Here's an article from Mike Sokol on that matter, who I would consider eminently qualified in this matter. This echoes the article that @DrewE just linked too.

Mike's opinion is generally that GFCI's are great on 20A circuits but on 30A and 50A circuits there's too much permissible leakage current for the GFCI's to avoid false trips and ultimately could lead to people lifting grounds and creating more dangerous circumstances. He would rather see GFCI's on individual circuits within the RV than upstream on a feeder circuit where those various leakage currents can sum together and cumulatively produce false trips.
 
Road house where I frequently work got some pushback from the Fire Marshall over not having GFCIs on their posts because it’s a “potentially wet” area. Electrician popped a GFCI breaker in at the panel instead and the fire Marshall said good enough. Probably best to check local code though.
 
The only shore power we have is inside our dock where its dry, but for us its just 14-50 connectors straight to a standard breaker. Our outside parking area we let generators run. We have fire marshals, engineers, and whatever around all the time and they have never brought up the GFCI thing. The buses do have protection... let them use it.
 
Hello all,

I'm wondering what guidelines there might be for installing bus power for a venue to the bus. We have always just provided a 50amp 250v 3 wire plus ground service. Now engineers are wanting GFCIs. This of course goes against what many of us understand about RVs and Busses and their systems. They actually installed a service and were confused as to why it's was tripping regularly.

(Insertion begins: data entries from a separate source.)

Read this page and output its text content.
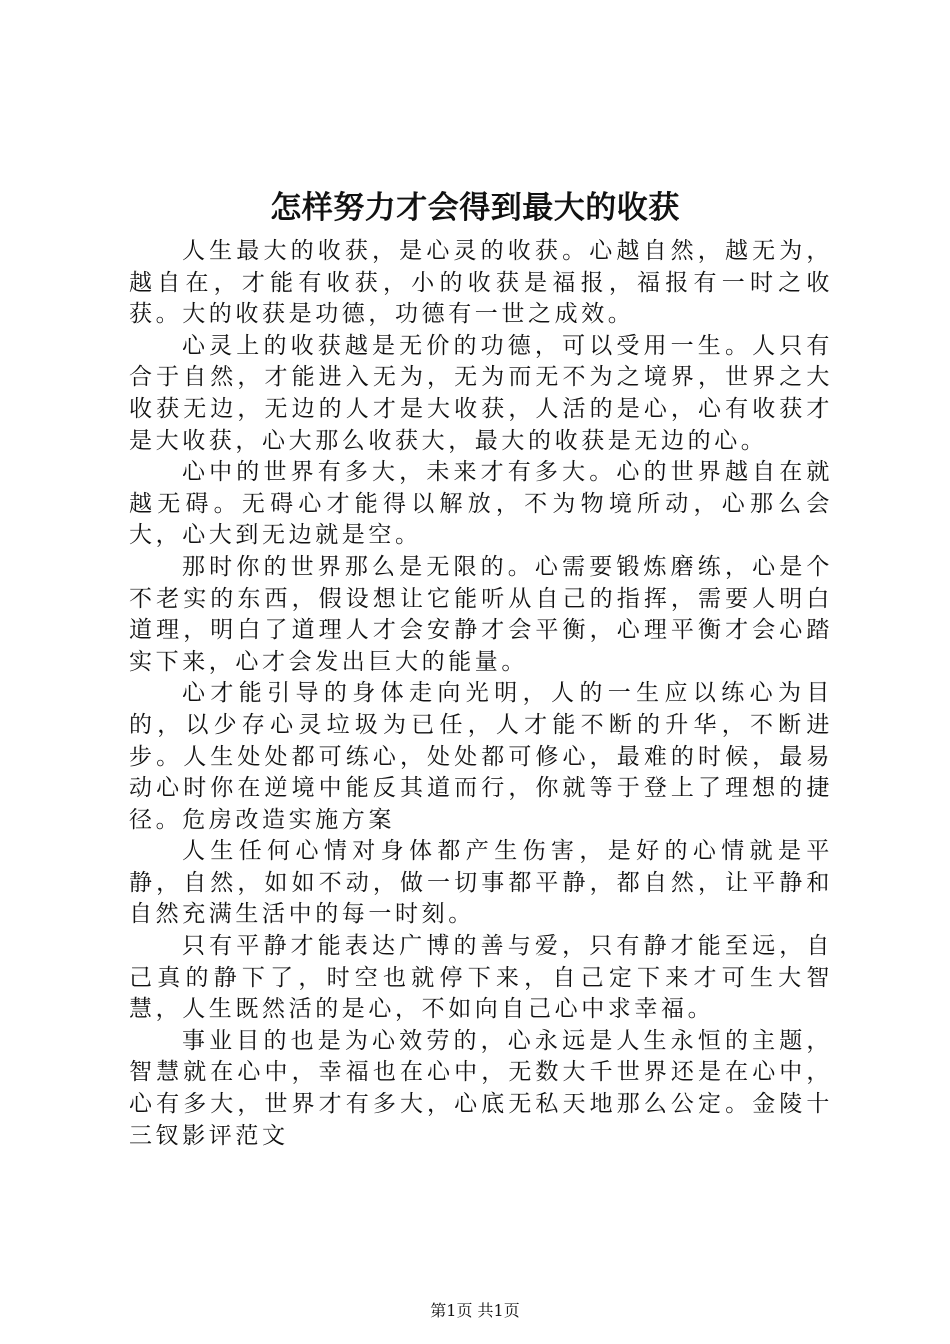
怎样努力才会得到最大的收获

人生最大的收获，是心灵的收获。心越自然，越无为，越自在，才能有收获，小的收获是福报，福报有一时之收获。大的收获是功德，功德有一世之成效。

心灵上的收获越是无价的功德，可以受用一生。人只有合于自然，才能进入无为，无为而无不为之境界，世界之大收获无边，无边的人才是大收获，人活的是心，心有收获才是大收获，心大那么收获大，最大的收获是无边的心。

心中的世界有多大，未来才有多大。心的世界越自在就越无碍。无碍心才能得以解放，不为物境所动，心那么会大，心大到无边就是空。

那时你的世界那么是无限的。心需要锻炼磨练，心是个不老实的东西，假设想让它能听从自己的指挥，需要人明白道理，明白了道理人才会安静才会平衡，心理平衡才会心踏实下来，心才会发出巨大的能量。

心才能引导的身体走向光明，人的一生应以练心为目的，以少存心灵垃圾为已任，人才能不断的升华，不断进步。人生处处都可练心，处处都可修心，最难的时候，最易动心时你在逆境中能反其道而行，你就等于登上了理想的捷径。危房改造实施方案

人生任何心情对身体都产生伤害，是好的心情就是平静，自然，如如不动，做一切事都平静，都自然，让平静和自然充满生活中的每一时刻。

只有平静才能表达广博的善与爱，只有静才能至远，自己真的静下了，时空也就停下来，自己定下来才可生大智慧，人生既然活的是心，不如向自己心中求幸福。

事业目的也是为心效劳的，心永远是人生永恒的主题，智慧就在心中，幸福也在心中，无数大千世界还是在心中，心有多大，世界才有多大，心底无私天地那么公定。金陵十三钗影评范文

第1页 共1页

Anyway, I feel that a sub panel then the branch circuits would be best. Any thoughts or systems that are compliant and working well? Code references are very helpful. As you can imagine there is no clear answer.........

Thanks
LSly

Buses and RVs have generators, shore power connection, and likely a battery bank feeding an inverter. The ground/neutral bonding is handled differently because the generator and inverter are considered "separately derived services" in Code. It's possible that the transfer switches in the bus are not set up to re-assign the neutral bond when on shore power, and that's what tripping a GFCI.

Have the engineers look at Code for RV parks, as that's the "occupancy". Shore power is not "for use by personnel" and a GFCI is not required. If they get all bent over the 20 amp outlet, it can be protected by a GFCI breaker.